The Submission is available as a PDF here.
An excerpt is reproduced below:
- Worldview sets the context for this Strategy
1.1. Our Society is heartened that key findings from “Our Aotearoa 2050” survey were “Our environment is the top priority when it comes to making infrastructure decisions” and “New Zealanders placed a higher priority on the “planet” in future decision making than “jobs” and “people””.
1.2. This is a most encouraging revelation, as it is now generally accepted that the economy ultimately depends on a healthy functioning environment. And if the environment is to be the “top priority” for infrastructure selection, then it provides the guiding principle for the Strategy. That is to plan infrastructure in such a way that it does not facilitate or promote a continuation of degradation in environmental quality so marked over the last few decades.
1.3. The challenge is that the scientific consensus is now that the growth – dependent, fossil – fuel based economy is on a collision course with the environmental and resource flow limits in the closed system that is our planet. Climate change is the most pressing example that this is occurring, but there are many other examples where trends indicate an overshooting of sustainable practice. It is the combination of multiple factors that now has our global footprint exceeding the earth’s biocapacity by over 50%.
1.4. This is the advancing environmental crisis that the Commission’s survey discovered. Many New Zealanders are concerned about the crisis and they wish to see infrastructure decisions addressed by the Commission.

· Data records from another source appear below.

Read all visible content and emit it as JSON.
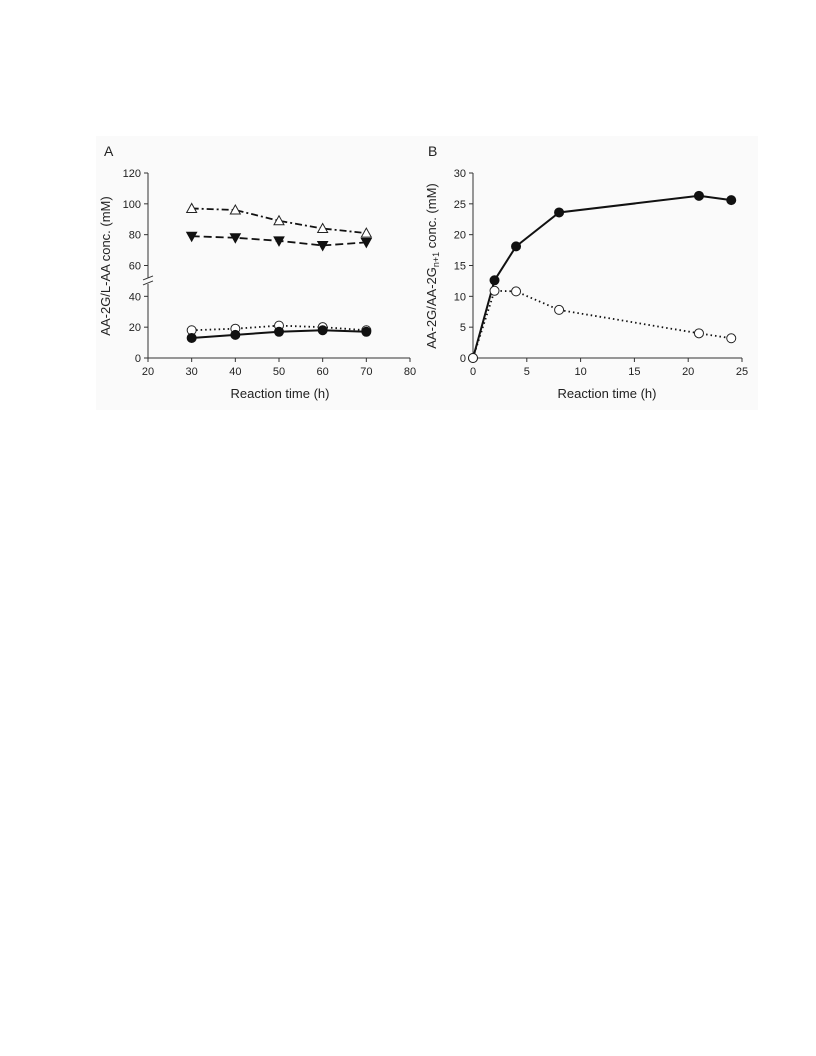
{
  "chart_data": [
    {
      "type": "line",
      "panel_label": "A",
      "xlabel": "Reaction time (h)",
      "ylabel": "AA-2G/L-AA conc. (mM)",
      "xlim": [
        20,
        80
      ],
      "ylim": [
        0,
        120
      ],
      "x_ticks": [
        "20",
        "30",
        "40",
        "50",
        "60",
        "70",
        "80"
      ],
      "y_ticks": [
        "0",
        "20",
        "40",
        "60",
        "80",
        "100",
        "120"
      ],
      "axis_break": true,
      "grid": false,
      "series": [
        {
          "marker": "triangle-up-open",
          "line": "dash-dot",
          "x": [
            30,
            40,
            50,
            60,
            70
          ],
          "values": [
            97,
            96,
            89,
            84,
            81
          ]
        },
        {
          "marker": "triangle-down-filled",
          "line": "dashed",
          "x": [
            30,
            40,
            50,
            60,
            70
          ],
          "values": [
            79,
            78,
            76,
            73,
            75
          ]
        },
        {
          "marker": "circle-open",
          "line": "dotted",
          "x": [
            30,
            40,
            50,
            60,
            70
          ],
          "values": [
            18,
            19,
            21,
            20,
            18
          ]
        },
        {
          "marker": "circle-filled",
          "line": "solid",
          "x": [
            30,
            40,
            50,
            60,
            70
          ],
          "values": [
            13,
            15,
            17,
            18,
            17
          ]
        }
      ]
    },
    {
      "type": "line",
      "panel_label": "B",
      "xlabel": "Reaction time (h)",
      "ylabel_main": "AA-2G/AA-2G",
      "ylabel_sub": "n+1",
      "ylabel_tail": " conc. (mM)",
      "xlim": [
        0,
        25
      ],
      "ylim": [
        0,
        30
      ],
      "x_ticks": [
        "0",
        "5",
        "10",
        "15",
        "20",
        "25"
      ],
      "y_ticks": [
        "0",
        "5",
        "10",
        "15",
        "20",
        "25",
        "30"
      ],
      "grid": false,
      "series": [
        {
          "marker": "circle-filled",
          "line": "solid",
          "x": [
            0,
            2,
            4,
            8,
            21,
            24
          ],
          "values": [
            0,
            12.6,
            18.1,
            23.6,
            26.3,
            25.6
          ]
        },
        {
          "marker": "circle-open",
          "line": "dotted",
          "x": [
            0,
            2,
            4,
            8,
            21,
            24
          ],
          "values": [
            0,
            10.9,
            10.8,
            7.8,
            4.0,
            3.2
          ]
        }
      ]
    }
  ]
}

Yet this stated priority is not convincingly represented in the outcome and decision-making principles set out in the consultation document.
1.5. Voluntarily achieving the safe targets seems increasingly improbable given our abysmal failure to contain fossil fuel use and the associated emissions over the last 3 decades and the now very steep emissions reduction required to retain a safe climate.
1.6. In this context, it is critical to consider diminishing net energy return to fossil fuel. Inevitably, the cheap and freely available energy that we have enjoyed for so long in the past will no longer continue into the future with the result that the economy will be forced into contraction.
1.7. Similarly, GDP is created by energy expenditure, and diminishing energy resource quality can only be masked by monetary policy for a finite period. Increasing debt per unit of GDP demonstrates this trend. It is therefore critical to try and analyse the limits of this trajectory.
1.8. From the above observations, it follows ironically and tragically that the global economic collapse scenario predicted to occur in the first half of this century by the Limits to Growth analysis, may be our best chance at retaining a habitable climate.
The implication of this contracting energy supply worldview is much broader than just energy issues described above. We will need to also organise our economic system to live within the biophysical limits of natural systems.
Doing so will require a different set of guiding principles for infrastructure after peak energy consumption.